Nita pun berpamitan.
“Tega sekali Farel pergi tanpa bilang-bilang ke saya,” ujarnya dalam hati kala meninggalkan rumah lelaki yang telah menorehkan luka di hatinya.
Ia yang sedang rapuh, membawa diri ke sebuah taman. Duduk di salah satu bangku panjang, sambil menghapus air matanya yang tumpah tak terbendung.
Di tengah-tengah kesedihannya itu, seseorang menghampirinya. Ia lalu menengadah.
“Yang sabar ya! Jodoh tidak akan kemana,” tutur Maher sembari memberikan tisu ke Nita.
“Apa maksud Kakak?” Nita masih sesenggukan.
“Farel pasti balik ke Indonesia suatu hari nanti. Kalau dia jodohmu, dia pasti pulang dengan status masih single. Berdoa saja yang terbaik!”
“Darimana Kakak tahu Farel pergi? Saya saja tidak dikasih tahu.”
“Saya baru saja ke rumahnya. Kata pembantu yang bekerja di sana, Farel ke Malaysia.”
“Ada perlu apa Kakak cari Farel?”
“Saya mau tanya-tanya tentang pernikahan Nisa. Jujur saja, pernikahan Nisa dengan Arka seperti ada yang janggal. Sayang sekali Farel sudah pergi, sebelum saya sempat tanya-tanya.”
Maher pun duduk di tepi bangku panjang yang terbuat dari besi tersebut. Menikmati mentari yang perlahan berhenti bersinar sembari menanti Nita bersedia membuka mulut.
__ADS_1
Barangkali saja, perempuan yang tengah menangis di sampingnya itu, tahu akan suatu hal mengenai pernikahan Nisa dan Arka.
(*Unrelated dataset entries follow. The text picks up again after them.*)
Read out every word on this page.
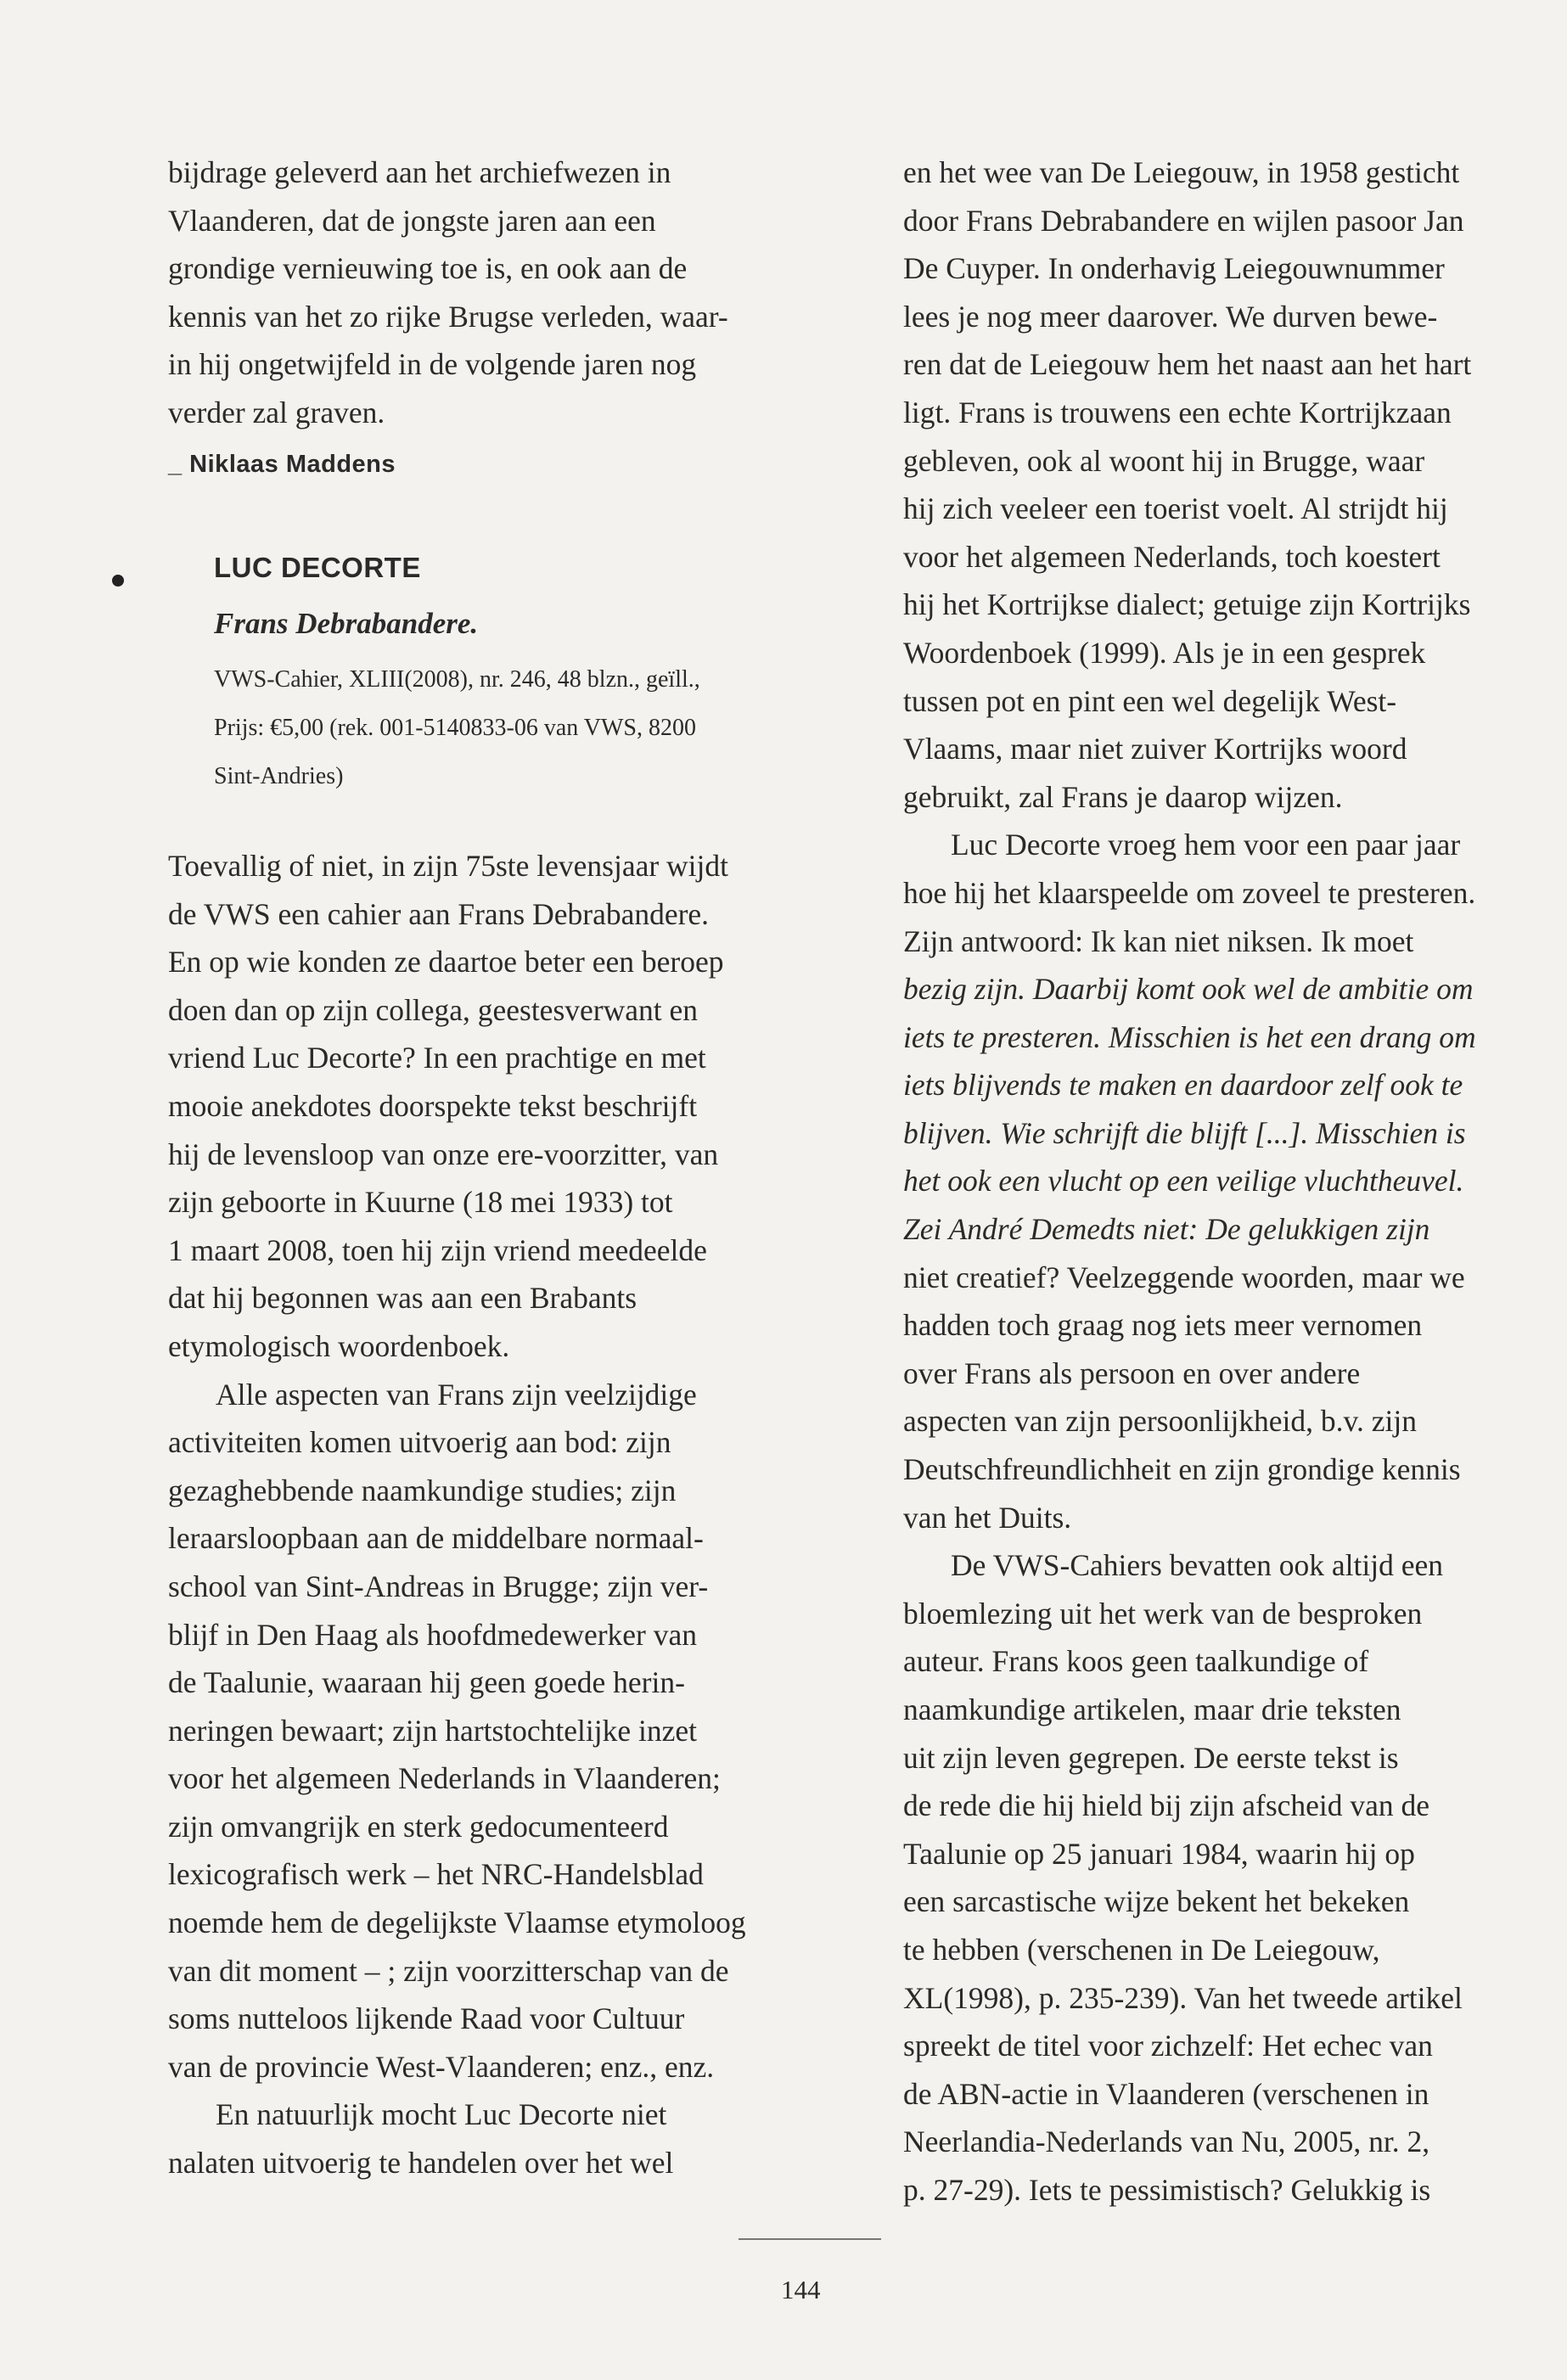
bijdrage geleverd aan het archiefwezen in
Vlaanderen, dat de jongste jaren aan een
grondige vernieuwing toe is, en ook aan de
kennis van het zo rijke Brugse verleden, waar-
in hij ongetwijfeld in de volgende jaren nog
verder zal graven.
_ Niklaas Maddens
LUC DECORTE
Frans Debrabandere.
VWS-Cahier, XLIII(2008), nr. 246, 48 blzn., geïll.,
Prijs: €5,00 (rek. 001-5140833-06 van VWS, 8200
Sint-Andries)
Toevallig of niet, in zijn 75ste levensjaar wijdt
de VWS een cahier aan Frans Debrabandere.
En op wie konden ze daartoe beter een beroep
doen dan op zijn collega, geestesverwant en
vriend Luc Decorte? In een prachtige en met
mooie anekdotes doorspekte tekst beschrijft
hij de levensloop van onze ere-voorzitter, van
zijn geboorte in Kuurne (18 mei 1933) tot
1 maart 2008, toen hij zijn vriend meedeelde
dat hij begonnen was aan een Brabants
etymologisch woordenboek.
Alle aspecten van Frans zijn veelzijdige
activiteiten komen uitvoerig aan bod: zijn
gezaghebbende naamkundige studies; zijn
leraarsloopbaan aan de middelbare normaal-
school van Sint-Andreas in Brugge; zijn ver-
blijf in Den Haag als hoofdmedewerker van
de Taalunie, waaraan hij geen goede herin-
neringen bewaart; zijn hartstochtelijke inzet
voor het algemeen Nederlands in Vlaanderen;
zijn omvangrijk en sterk gedocumenteerd
lexicografisch werk – het NRC-Handelsblad
noemde hem de degelijkste Vlaamse etymoloog
van dit moment – ; zijn voorzitterschap van de
soms nutteloos lijkende Raad voor Cultuur
van de provincie West-Vlaanderen; enz., enz.
En natuurlijk mocht Luc Decorte niet
nalaten uitvoerig te handelen over het wel
en het wee van De Leiegouw, in 1958 gesticht
door Frans Debrabandere en wijlen pasoor Jan
De Cuyper. In onderhavig Leiegouwnummer
lees je nog meer daarover. We durven bewe-
ren dat de Leiegouw hem het naast aan het hart
ligt. Frans is trouwens een echte Kortrijkzaan
gebleven, ook al woont hij in Brugge, waar
hij zich veeleer een toerist voelt. Al strijdt hij
voor het algemeen Nederlands, toch koestert
hij het Kortrijkse dialect; getuige zijn Kortrijks
Woordenboek (1999). Als je in een gesprek
tussen pot en pint een wel degelijk West-
Vlaams, maar niet zuiver Kortrijks woord
gebruikt, zal Frans je daarop wijzen.
Luc Decorte vroeg hem voor een paar jaar
hoe hij het klaarspeelde om zoveel te presteren.
Zijn antwoord: Ik kan niet niksen. Ik moet
bezig zijn. Daarbij komt ook wel de ambitie om
iets te presteren. Misschien is het een drang om
iets blijvends te maken en daardoor zelf ook te
blijven. Wie schrijft die blijft [...]. Misschien is
het ook een vlucht op een veilige vluchtheuvel.
Zei André Demedts niet: De gelukkigen zijn
niet creatief? Veelzeggende woorden, maar we
hadden toch graag nog iets meer vernomen
over Frans als persoon en over andere
aspecten van zijn persoonlijkheid, b.v. zijn
Deutschfreundlichheit en zijn grondige kennis
van het Duits.
De VWS-Cahiers bevatten ook altijd een
bloemlezing uit het werk van de besproken
auteur. Frans koos geen taalkundige of
naamkundige artikelen, maar drie teksten
uit zijn leven gegrepen. De eerste tekst is
de rede die hij hield bij zijn afscheid van de
Taalunie op 25 januari 1984, waarin hij op
een sarcastische wijze bekent het bekeken
te hebben (verschenen in De Leiegouw,
XL(1998), p. 235-239). Van het tweede artikel
spreekt de titel voor zichzelf: Het echec van
de ABN-actie in Vlaanderen (verschenen in
Neerlandia-Nederlands van Nu, 2005, nr. 2,
p. 27-29). Iets te pessimistisch? Gelukkig is
144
“Nisa dan pak Arka memang menikah karena terpaksa.” Muka Nita tampak kusut saat mengungkap itu.
“Terpaksa bagaimana? Bisa kamu ceritakan lebih detil?”
Nita mendramatisir keadaan. “Nisa menjebak pak Arka untuk tidur sama dia. That is why, mau tidak mau pak Arka harus menikahi dia.”
Maher menyahut cepat. “Nisa itu perempuan baik-baik. Tidak mungkin dia menjebak Arka. Pasti Arka yang menjebak dia.”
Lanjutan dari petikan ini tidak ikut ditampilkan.